What gives here? You can blame a number of factors. High among them are publishers that issue new editions of the same textbook every year or so; never mind the fact that 95%+ of the material is identical to prior editions. And so, perfectly good textbooks that could be used by different students over multiple years are instead relegated to the trash or a box in the basement. Or they languish, unwanted, at the book nook at the local thrift store.

And how about publishing books using expensive and high-margin hardcover binding when soft-cover would be more than adequate? That’s a common publisher ploy.

Finally, let’s not forget the “unholy alliance” between college bookstores and book publishers to try to corner as much of the college textbook business as possible. After all, those textbook sales represent a major contributor to college store profits.

Thankfully, recent developments suggest that real alternatives for students (and their beleaguered parents) have now emerged. Some of these resources are web sites like eBay’s Half.com where students can purchase books for substantially less than the published price. Or Chegg, where students can rent the books and return them following their use. Of course, this is assuming you know the correct ISBN number of the books in question and can be sure you’re ordering the correct edition. Often, that’s not an easy feat at all based on how hard some school stores try to hide the ISBN information from purchasers.

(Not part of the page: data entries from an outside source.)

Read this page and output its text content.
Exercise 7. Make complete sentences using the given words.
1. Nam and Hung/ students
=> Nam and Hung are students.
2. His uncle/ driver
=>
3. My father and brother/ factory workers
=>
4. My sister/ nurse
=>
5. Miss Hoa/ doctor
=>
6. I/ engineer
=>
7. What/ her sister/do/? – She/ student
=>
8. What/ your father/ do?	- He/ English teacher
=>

The ISBN information will also serve you in good stead when searching for used textbooks on sites like Amazon where the ISBN numbers are included in book listings.

But beyond simply finding sites to purchase books at a cheaper price, there are new digital alternatives that are also cropping up. CourseSmart provides digital versions of textbooks that are viewable online or can be downloaded. Not only is the cost much less, but students can choose to print out texts chapter by chapter or simply keep their textbooks on their computer, leaving more space in their backpacks for more important things like electronic gadgets, food and bottled water. For now, most of the CourseSmart choices are from major publishers like McGraw-Hill and Wiley, but these offerings are sure to expand in coming years.

Another interesting development is engaging the course instructors themselves in developing custom reading materials. That’s what Flat World Knowledge is doing: It’s an open-source textbook provider that offers online books through a web-based reader, free of charge. Professors can get in on the action by customizing what’s offered to their own specific course by rearranging book chapters and removing or adding text. Not only does it make their course syllabus more user-friendly for students, it’s a labor saver for the instructors as well.

How does Flat World make money doing this? Students can pay for “premium” upgrades such as PDF printing, audio files, and interactive quizzes that are offered along with the free basic text information.

As to which of these new services will turn out to be tomorrow’s standard way of acquiring course instruction materials … who knows? But one thing’s for certain: the cost of buying textbooks won’t be nearly the monetary challenge it’s been for students and parents up til now.